One of the cool things about being a medical scientist is going to international conferences in places all over the world. I’m not saying it’s a good reason to become one, but when you end up in this line of work, conferences abroad are certainly the cherries on the pie (or the “raisins in the porridge” as we would say in the Netherlands). Just now, I’m flying back from San Diego where I attended the annual meeting of the American Society for Clinical Pharmacology and Therapeutics. There was a keynote lecture by dr Allen Shuldiner, professor of medicine and physiology at the University of Maryland, Baltimore and Vice President of Regeneron Genetics, a biotech company that aims to find new disease targets based on extensive genome wide screens in large populations before developing targeted therapies. Dr. Shuldiner started his talk by saying that humans are the best model for human disease, which was his way to make it clear that we should rather study the genetic factors contributing to disease in humans than to do animal studies, if we want to learn more about the etiology. I couldn’t agree more and I would even go further and argue that we should also rather use humans than animals as models for human disease when we test our new drugs. My own PhD research was focused on finding new treatments for amyotrophic lateral sclerosis (ALS) and included several animal experiments using the G93A SOD1 mouse model for ALS. Some of the experiments were positive, some were negative, but that’s not the issue. The problem is that the predictive value of a positive G93A SOD1 mouse experiment is nearing zero! There has only been one drug that had a positive effect in this animal model that also worked in humans -causing a very modest but statistically significant prolongation of life expectancy of several months- while the number of drugs that worked in the diseased mice that didn’t work in humans is steadily increasing to probably over 100 by now, and counting. Thinking about the waste of time and money is already discouraging, but if you consider that the reverse might also be true, that there will be ample compounds that tested negative in animal experiments, which might have worked in humans, should really make you feel utterly depressed!

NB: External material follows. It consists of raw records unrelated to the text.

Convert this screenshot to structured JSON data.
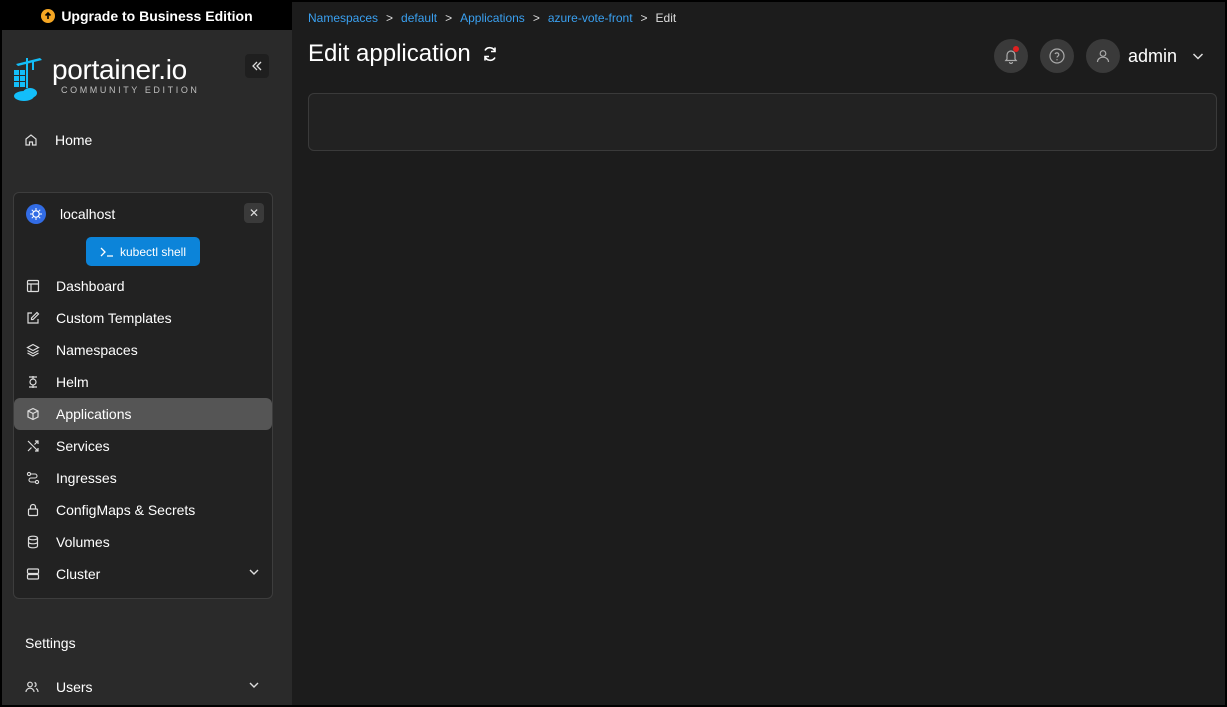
{
  "upgrade_banner": {
    "label": "Upgrade to Business Edition"
  },
  "logo": {
    "name": "portainer.io",
    "edition": "COMMUNITY EDITION"
  },
  "sidebar": {
    "home_label": "Home",
    "environment": {
      "name": "localhost",
      "shell_button": "kubectl shell"
    },
    "items": [
      {
        "label": "Dashboard",
        "icon": "dashboard-icon"
      },
      {
        "label": "Custom Templates",
        "icon": "edit-icon"
      },
      {
        "label": "Namespaces",
        "icon": "layers-icon"
      },
      {
        "label": "Helm",
        "icon": "helm-icon"
      },
      {
        "label": "Applications",
        "icon": "box-icon",
        "active": true
      },
      {
        "label": "Services",
        "icon": "shuffle-icon"
      },
      {
        "label": "Ingresses",
        "icon": "route-icon"
      },
      {
        "label": "ConfigMaps & Secrets",
        "icon": "lock-icon"
      },
      {
        "label": "Volumes",
        "icon": "database-icon"
      },
      {
        "label": "Cluster",
        "icon": "server-icon",
        "expandable": true
      }
    ],
    "settings_label": "Settings",
    "users_label": "Users"
  },
  "breadcrumb": {
    "items": [
      "Namespaces",
      "default",
      "Applications",
      "azure-vote-front"
    ],
    "current": "Edit",
    "separator": ">"
  },
  "header": {
    "title": "Edit application",
    "user": "admin"
  },
  "colors": {
    "accent": "#0c84d9",
    "link": "#3aa0f0",
    "sidebar_bg": "#2a2a2a",
    "main_bg": "#1c1c1c",
    "active_item": "#555555",
    "notification_dot": "#e02020"
  }
}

And that is only considering efficacy issues. The recent disaster in France with the FAAH inhibitor of Bial has again shown that the safety of drugs can also not be guaranteed or predicted based on animal experiments. While the real problem with that particular study might have been related to the unnecessary urge of companies to elevate dose levels to what is maximally tolerated in humans instead of to the levels where the pharmacodynamic effects no longer increase -a different issue that that I may decide to cover in a future blog- , it does also point out that animal drug studies are far removed from human reality.
And why not use humans as models for human disease? We have developed a wide array of pharmacological and non-pharmacological challenges that will lead to temporary states resembling human disease in healthy subjects. Anti-muscarinic and anti-nicotinic challenges cause temporary cognitive disturbances and can be used to show effects of compounds that enhance cognition, inhaled Δ9-tetrahydrocannabinol or low doses of iv ketamine lead to symptoms reminiscent of psychosis and can be used to show effects of antipsychotics, electrical, heat, cold or pressure stimuli lead to diverse types of pain and are used to show effects of analgesics and we even infuse very low quantities of lipopolysaccharide derived from bacteria to induce symptoms related to systemic inflammation to show effects of anti-inflammatory drugs. Positive studies with new compounds that affect these symptoms, occurring in humans and not in animal models, have a very high predictive value of success in patients and can even predict the correct dose levels. In our experience, therefore, real live humans are indeed the best model for human disease, which is why we will remain the Centre for Human Drug Research and will advocate the use of our highly predictive human disease models in early phase drug development.